Jeffrey le lanzó una mirada de soslayo cuando desembocaron en la interestatal.
– ¿De qué conoces a Hal?
– Fue paciente mío hace mucho tiempo -dijo Sara, ahogando un bostezo. A continuación, para demostrarle a Jeffrey que no lo sabía todo de ella, añadió-: Hace un par de años, Tessa y yo quisimos hacernos un tatuaje.
– ¿Un tatuaje? Jeffrey se mostró escéptico-. ¿Ibais a haceros un tatuaje?

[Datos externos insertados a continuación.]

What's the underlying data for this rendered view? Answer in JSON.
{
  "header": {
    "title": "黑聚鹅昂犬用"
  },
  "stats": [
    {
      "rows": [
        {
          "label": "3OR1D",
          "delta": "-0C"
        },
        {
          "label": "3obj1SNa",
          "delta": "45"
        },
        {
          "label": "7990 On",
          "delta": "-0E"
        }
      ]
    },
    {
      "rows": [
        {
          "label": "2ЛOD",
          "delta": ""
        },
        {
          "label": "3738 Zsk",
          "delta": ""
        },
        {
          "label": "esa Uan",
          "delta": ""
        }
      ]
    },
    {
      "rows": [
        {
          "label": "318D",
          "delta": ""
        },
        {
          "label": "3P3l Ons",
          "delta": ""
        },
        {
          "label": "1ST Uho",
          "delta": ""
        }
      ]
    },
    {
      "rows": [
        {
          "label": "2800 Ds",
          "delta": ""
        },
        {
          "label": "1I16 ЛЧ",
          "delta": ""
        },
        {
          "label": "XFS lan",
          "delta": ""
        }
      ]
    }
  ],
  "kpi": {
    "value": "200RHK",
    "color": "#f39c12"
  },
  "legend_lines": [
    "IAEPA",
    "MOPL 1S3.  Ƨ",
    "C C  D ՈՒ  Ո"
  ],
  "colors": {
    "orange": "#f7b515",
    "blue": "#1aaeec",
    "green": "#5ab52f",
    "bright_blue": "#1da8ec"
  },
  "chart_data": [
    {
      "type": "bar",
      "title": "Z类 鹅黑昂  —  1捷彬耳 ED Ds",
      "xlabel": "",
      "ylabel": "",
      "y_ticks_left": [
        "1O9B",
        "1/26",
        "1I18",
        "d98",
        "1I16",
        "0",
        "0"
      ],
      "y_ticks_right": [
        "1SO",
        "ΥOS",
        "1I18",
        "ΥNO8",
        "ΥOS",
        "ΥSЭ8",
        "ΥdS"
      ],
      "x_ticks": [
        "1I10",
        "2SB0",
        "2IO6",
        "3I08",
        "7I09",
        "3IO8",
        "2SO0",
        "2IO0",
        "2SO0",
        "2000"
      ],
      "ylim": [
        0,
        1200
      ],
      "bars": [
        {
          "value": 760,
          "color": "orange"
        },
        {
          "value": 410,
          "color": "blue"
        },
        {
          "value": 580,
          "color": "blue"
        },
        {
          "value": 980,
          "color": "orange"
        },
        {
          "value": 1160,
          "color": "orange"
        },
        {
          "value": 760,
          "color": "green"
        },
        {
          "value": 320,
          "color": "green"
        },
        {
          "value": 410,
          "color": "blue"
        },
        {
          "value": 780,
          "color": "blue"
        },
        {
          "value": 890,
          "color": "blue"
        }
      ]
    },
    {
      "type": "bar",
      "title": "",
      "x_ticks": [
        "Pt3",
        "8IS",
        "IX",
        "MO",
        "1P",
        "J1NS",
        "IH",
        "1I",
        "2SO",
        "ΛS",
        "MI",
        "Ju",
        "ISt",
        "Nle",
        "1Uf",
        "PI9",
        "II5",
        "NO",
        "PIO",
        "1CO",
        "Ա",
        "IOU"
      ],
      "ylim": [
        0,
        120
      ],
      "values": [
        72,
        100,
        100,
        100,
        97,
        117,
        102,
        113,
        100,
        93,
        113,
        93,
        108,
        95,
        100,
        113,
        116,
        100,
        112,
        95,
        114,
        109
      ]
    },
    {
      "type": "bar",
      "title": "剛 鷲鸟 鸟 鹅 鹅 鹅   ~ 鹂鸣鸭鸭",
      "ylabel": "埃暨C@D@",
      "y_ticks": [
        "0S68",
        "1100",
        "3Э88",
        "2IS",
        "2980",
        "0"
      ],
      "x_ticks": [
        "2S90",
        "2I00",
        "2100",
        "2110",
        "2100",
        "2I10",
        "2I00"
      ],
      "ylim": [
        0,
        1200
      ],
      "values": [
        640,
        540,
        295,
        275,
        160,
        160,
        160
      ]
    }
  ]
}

Le lanzó, o eso pretendía, una maliciosa sonrisa.
– ¿Y por qué no os lo hicisteis?
Sara se volvió para poder mirar a Jeffrey.
– Has de estar unos días sin mojártelo, y al día siguiente nos íbamos a la playa.
– ¿Qué ibais a tatuaros?
– Oh, no me acuerdo -dijo Sara, aunque la verdad es que sí se acordaba.
– ¿Dónde os lo ibais a hacer?
Sara se encogió de hombros.
– De acuerdo -dijo Jeffrey, sin acabar de creérselo.
– ¿Y qué te ha dicho Hal? -preguntó Sara.
Jeffrey esperó unos momentos antes de responder.
– Que no les hace tatuajes a los menores de veintidós años si no habla primero con los padres.
– Una medida inteligente -contestó Sara.
Se dijo a sí misma que Hal debió de tomar esa precaución ante el alud de llamadas telefónicas de padres coléricos que habían enviado a sus hijos a estudiar una carrera, no a hacerse un tatuaje.
Sara reprimió otro bostezo. El movimiento del coche la estaba amodorrando.
– Podría haber alguna relación -aseguró Jeffrey, pero no se le veía convencido-. Andy llevaba piercings. Schaffer, un tatuaje. Podrían habérselo hecho juntos. Hay tres mil tatuadores entre aquí y Savannah.
– ¿Qué te han dicho sus padres?
– Fue duro preguntar directamente. Al parecer no sabían nada.
– Los chavales no suelen pedir permiso para tatuarse.
– Ya lo supongo -asintió Jeffrey-. Si Andy Rosen estuviera vivo, sería mi sospechoso número uno de la muerte de Schaffer. Es obvio que el chico estaba obsesionado con ella. -En su rostro se dibujó una expresión de amargura-. Espero que nunca tengas que ver ese cuadro.
– ¿Estás seguro que no se conocían?
– Eso dicen las amigas de ella -le explicó Jeffrey-. Según todas las residentes del colegio mayor, Schaffer estaba acostumbrada a que los chicos se colaran por ella. Era el pan nuestro de cada día, y ella ni se enteraba. Hablé con el profesor de arte. Incluso él se dio cuenta. Andy estaba en la luna pensando en Ellen, y ella no se daba cuenta.
– Era una chica atractiva.
Sara no recordaba gran cosa anterior al apuñalamiento de Sara, pero Ellen Schaffer era lo bastante guapa como para dejar huella.